Title:High-order cumulants and correlation functions near the critical point from molecular dynamics

Abstract:We present a systematic investigation of particle number fluctuations in the crossover region near the critical endpoint of a first-order phase transition using molecular dynamics simulations of the classical Lennard-Jones fluid. We extend our prior studies to third- and fourth-order cumulants in both coordinate- and momentum-space acceptances and integrated correlation functions (factorial cumulants). We find that, even near the critical point, non-Gaussian cumulants equilibrate on time scales comparable to those of the second-order cumulants, but show stronger finite-size effects. The presence of interactions and of the critical point leads to strong deviations of the cumulants from the ideal-gas baseline in coordinate space; these deviations are expected to persist in momentum space in the presence of collective expansion.

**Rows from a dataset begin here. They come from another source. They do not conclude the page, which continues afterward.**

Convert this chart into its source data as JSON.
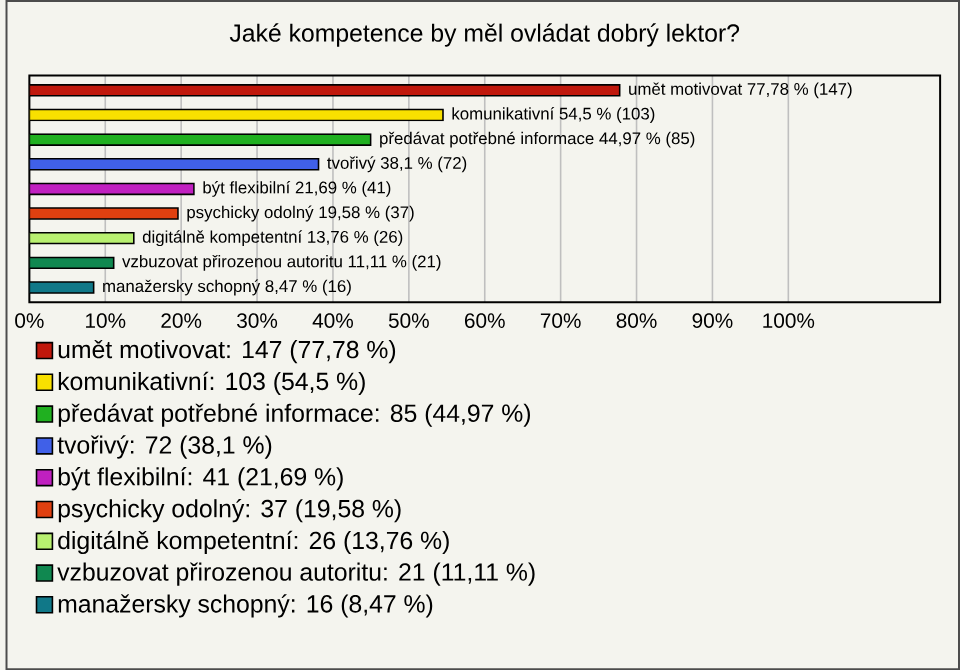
{
  "chart_data": {
    "type": "bar",
    "orientation": "horizontal",
    "title": "Jaké kompetence by měl ovládat dobrý lektor?",
    "categories": [
      null,
      null,
      null,
      null,
      null,
      null,
      null,
      null,
      null
    ],
    "series": [
      {
        "name": "umět motivovat: 147 (77,78 %)",
        "color": "#c0180c",
        "values": [
          77.78,
          null,
          null,
          null,
          null,
          null,
          null,
          null,
          null
        ],
        "value_labels": [
          "umět motivovat 77,78 % (147)",
          null,
          null,
          null,
          null,
          null,
          null,
          null,
          null
        ]
      },
      {
        "name": "komunikativní: 103 (54,5 %)",
        "color": "#f8e000",
        "values": [
          null,
          54.5,
          null,
          null,
          null,
          null,
          null,
          null,
          null
        ],
        "value_labels": [
          null,
          "komunikativní 54,5 % (103)",
          null,
          null,
          null,
          null,
          null,
          null,
          null
        ]
      },
      {
        "name": "předávat potřebné informace: 85 (44,97 %)",
        "color": "#20b020",
        "values": [
          null,
          null,
          44.97,
          null,
          null,
          null,
          null,
          null,
          null
        ],
        "value_labels": [
          null,
          null,
          "předávat potřebné informace 44,97 % (85)",
          null,
          null,
          null,
          null,
          null,
          null
        ]
      },
      {
        "name": "tvořivý: 72 (38,1 %)",
        "color": "#4060e8",
        "values": [
          null,
          null,
          null,
          38.1,
          null,
          null,
          null,
          null,
          null
        ],
        "value_labels": [
          null,
          null,
          null,
          "tvořivý 38,1 % (72)",
          null,
          null,
          null,
          null,
          null
        ]
      },
      {
        "name": "být flexibilní: 41 (21,69 %)",
        "color": "#c020c0",
        "values": [
          null,
          null,
          null,
          null,
          21.69,
          null,
          null,
          null,
          null
        ],
        "value_labels": [
          null,
          null,
          null,
          null,
          "být flexibilní 21,69 % (41)",
          null,
          null,
          null,
          null
        ]
      },
      {
        "name": "psychicky odolný: 37 (19,58 %)",
        "color": "#e04010",
        "values": [
          null,
          null,
          null,
          null,
          null,
          19.58,
          null,
          null,
          null
        ],
        "value_labels": [
          null,
          null,
          null,
          null,
          null,
          "psychicky odolný 19,58 % (37)",
          null,
          null,
          null
        ]
      },
      {
        "name": "digitálně kompetentní: 26 (13,76 %)",
        "color": "#b8f070",
        "values": [
          null,
          null,
          null,
          null,
          null,
          null,
          13.76,
          null,
          null
        ],
        "value_labels": [
          null,
          null,
          null,
          null,
          null,
          null,
          "digitálně kompetentní 13,76 % (26)",
          null,
          null
        ]
      },
      {
        "name": "vzbuzovat přirozenou autoritu: 21 (11,11 %)",
        "color": "#108850",
        "values": [
          null,
          null,
          null,
          null,
          null,
          null,
          null,
          11.11,
          null
        ],
        "value_labels": [
          null,
          null,
          null,
          null,
          null,
          null,
          null,
          "vzbuzovat přirozenou autoritu 11,11 % (21)",
          null
        ]
      },
      {
        "name": "manažersky schopný: 16 (8,47 %)",
        "color": "#107888",
        "values": [
          null,
          null,
          null,
          null,
          null,
          null,
          null,
          null,
          8.47
        ],
        "value_labels": [
          null,
          null,
          null,
          null,
          null,
          null,
          null,
          null,
          "manažersky schopný 8,47 % (16)"
        ]
      }
    ],
    "xlim": [
      0,
      120
    ],
    "xticks": [
      {
        "value": 0,
        "label": "0%"
      },
      {
        "value": 10,
        "label": "10%"
      },
      {
        "value": 20,
        "label": "20%"
      },
      {
        "value": 30,
        "label": "30%"
      },
      {
        "value": 40,
        "label": "40%"
      },
      {
        "value": 50,
        "label": "50%"
      },
      {
        "value": 60,
        "label": "60%"
      },
      {
        "value": 70,
        "label": "70%"
      },
      {
        "value": 80,
        "label": "80%"
      },
      {
        "value": 90,
        "label": "90%"
      },
      {
        "value": 100,
        "label": "100%"
      }
    ],
    "grid": "x",
    "legend": "bottom"
  }
}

In particular, the kurtosis becomes strongly negative, $\kappa \sigma^2 \ll -1$, on the crossover side of the critical point. However, this signal is significantly diluted once an efficiency cut used to distinguish protons from baryons is applied, leading to $|\kappa \sigma^2| \lesssim 1$ even in the presence of the critical point. We discuss our results in the context of ongoing measurements of proton number cumulants in heavy-ion collisions in RHIC-BES-II.